Shareholders will soon receive correspondence from MUFG (formerly Link Market Services) with their new shareholding.
The four new ‘’Smart’’ Exchange Traded Funds have listed, with one new fund proving particularly popular within retail investor circles.
Smart is the NZX-owned ETF provider, previously known as Smartshares.
The four new funds included a US technology stock fund, a gold fund, a Bitcoin fund and a NZX20 fund.
The Bitcoin fund saw significant interest in its first week with nearly a thousand trades occurring. These trades were not large in size, with most of the trades below $500 in value.
Regardless of one’s views on the value of Bitcoin and cryptocurrencies in general, the new ETF will provide those interested in such products a more reputable avenue to pursue ownership. The large-scale failures of various cryptocurrency exchanges and trading platforms highlighted the lack of regulation and consumer protections in this field, and Smart has clearly identified a niche in the market.
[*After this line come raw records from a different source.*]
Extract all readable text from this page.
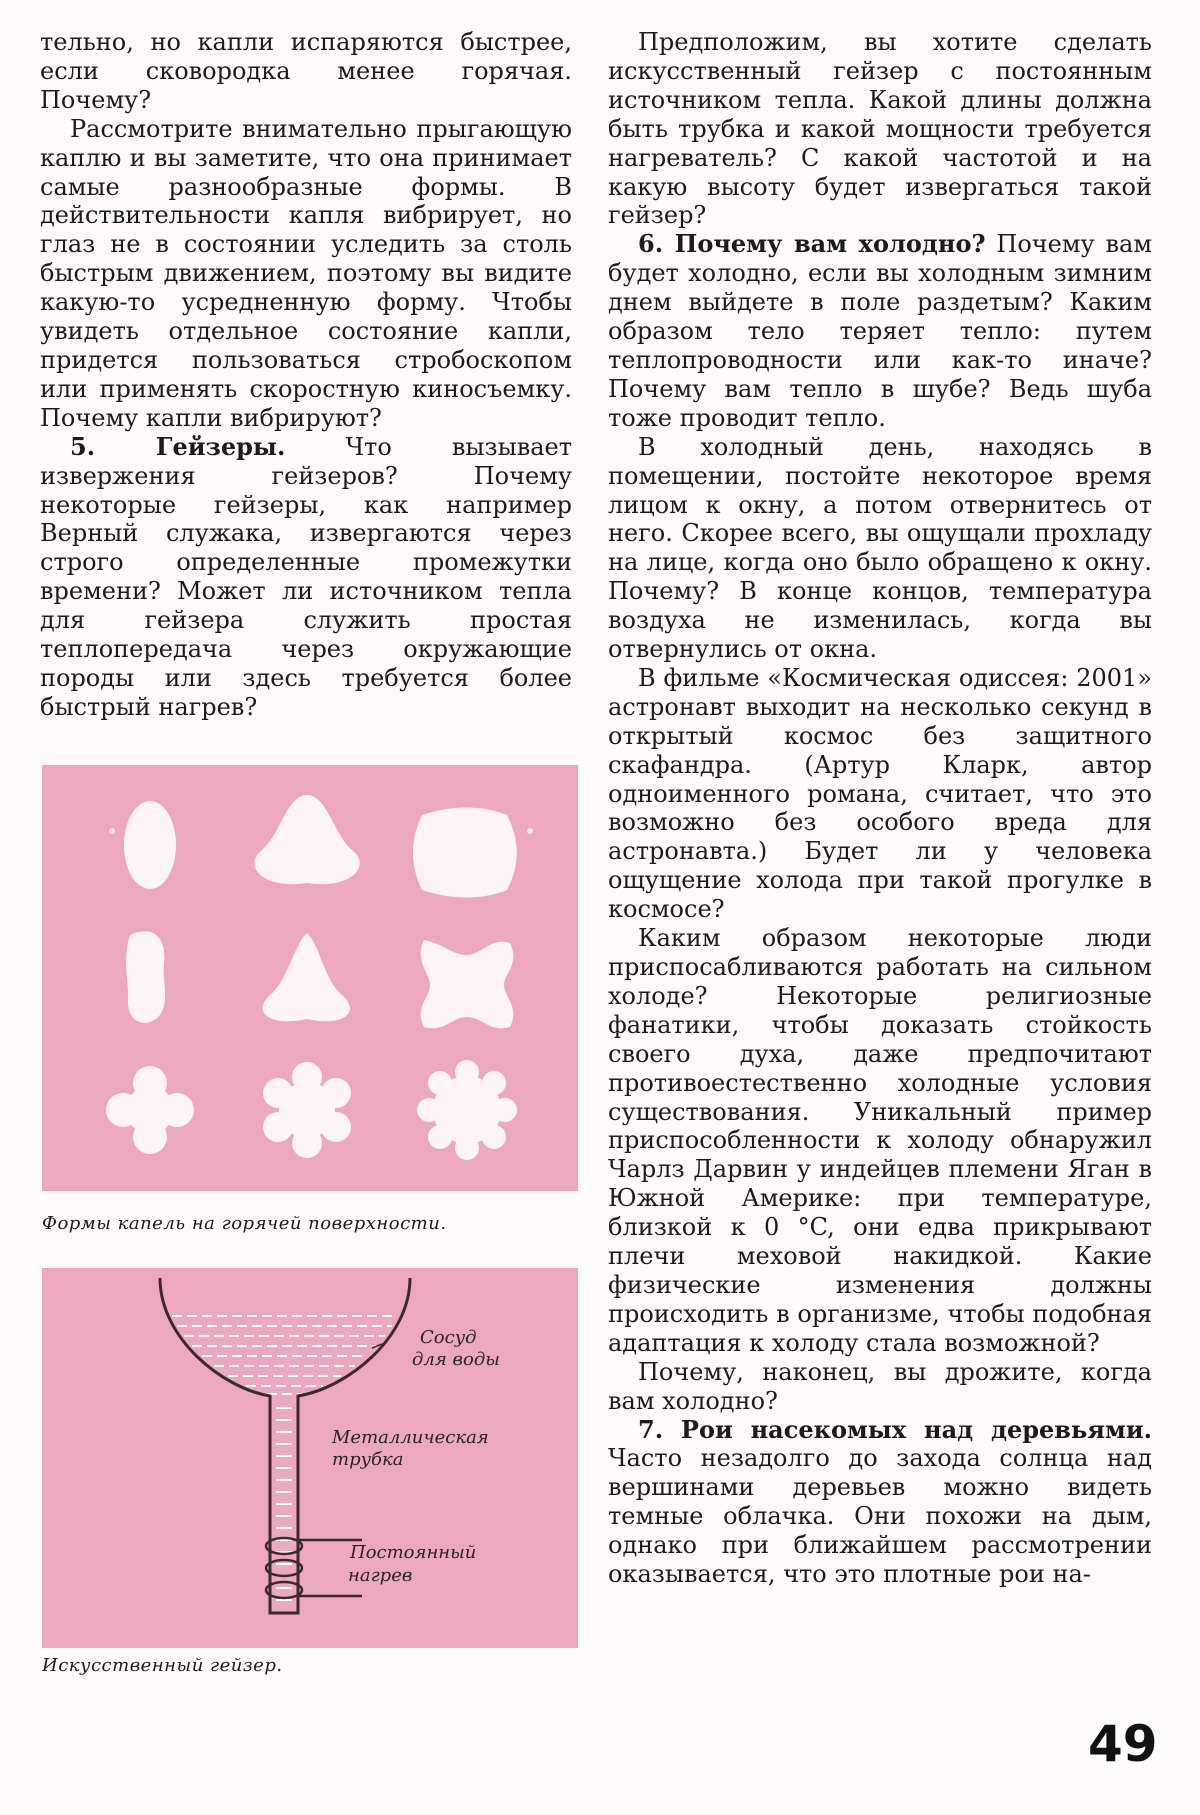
тельно, но капли испаряются быстрее, если сковородка менее горячая. Почему?

Рассмотрите внимательно прыгающую каплю и вы заметите, что она принимает самые разнообразные формы. В действительности капля вибрирует, но глаз не в состоянии уследить за столь быстрым движением, поэтому вы видите какую-то усредненную форму. Чтобы увидеть отдельное состояние капли, придется пользоваться стробоскопом или применять скоростную киносъемку. Почему капли вибрируют?

5. Гейзеры.	Что вызывает извержения гейзеров? Почему некоторые гейзеры, как например Верный служака, извергаются через строго определенные промежутки времени? Может ли источником тепла для гейзера служить простая теплопередача через окружающие породы или здесь требуется более быстрый нагрев?

Формы капель на горячей поверхности.
Сосуд
для воды
Металлическая
трубка
Постоянный
нагрев
Искусственный гейзер.

Предположим, вы хотите сделать искусственный гейзер с постоянным источником тепла. Какой длины должна быть трубка и какой мощности требуется нагреватель? С какой частотой и на какую высоту будет извергаться такой гейзер?

6. Почему вам холодно? Почему вам будет холодно, если вы холодным зимним днем выйдете в поле раздетым? Каким образом тело теряет тепло: путем теплопроводности или как-то иначе? Почему вам тепло в шубе? Ведь шуба тоже проводит тепло.

В холодный день, находясь в помещении, постойте некоторое время лицом к окну, а потом отвернитесь от него. Скорее всего, вы ощущали прохладу на лице, когда оно было обращено к окну. Почему? В конце концов, температура воздуха не изменилась, когда вы отвернулись от окна.

В фильме «Космическая одиссея: 2001» астронавт выходит на несколько секунд в открытый космос без защитного скафандра. (Артур Кларк, автор одноименного романа, считает, что это возможно без особого вреда для астронавта.) Будет ли у человека ощущение холода при такой прогулке в космосе?

Каким образом некоторые люди приспосабливаются работать на сильном холоде? Некоторые религиозные фанатики, чтобы доказать стойкость своего духа, даже предпочитают противоестественно холодные условия существования. Уникальный пример приспособленности к холоду обнаружил Чарлз Дарвин у индейцев племени Яган в Южной Америке: при температуре, близкой к 0 °C, они едва прикрывают плечи меховой накидкой. Какие физические изменения должны происходить в организме, чтобы подобная адаптация к холоду стала возможной?

Почему, наконец, вы дрожите, когда вам холодно?

7. Рои насекомых над деревьями. Часто незадолго до захода солнца над вершинами деревьев можно видеть темные облачка. Они похожи на дым, однако при ближайшем рассмотрении оказывается, что это плотные рои на-

49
Investor choice should always be welcomed.
For those familiar with investing in such funds, the Bitcoin ETF carries a rare 7 out of 7 on the risk indicator scale. Certainly, those who have observed Bitcoin over time will have noted the rather extreme fluctuations of value. Over the last five years, traders have seen its value increase by 400%, fall by 70% before growing again by 350%. It is not for the faint-hearted.
Investors should remember that Smart’s decision to offer access to this fund is not an endorsement of the Bitcoin product. There is obviously considerable demand from small scale investors to speculate on Bitcoin, and Smart has taken the opportunity to provide the means to do so. One imagines Smart will continue to search for products of interest to New Zealanders, and look to bring more products to our bourse.
The gold fund is an example of this. Previously, some investors seeking a direct gold exposure would utilise Australian listed products, or purchase actual physical gold. Now, investors can achieve this locally through the stock exchange.
The new funds trade and settle like any other listed company on the NZX. The new funds use the codes BTC (Bitcoin fund), GLD (Gold fund) UST (US technology fund) and NZT (New Zealand top 20 fund).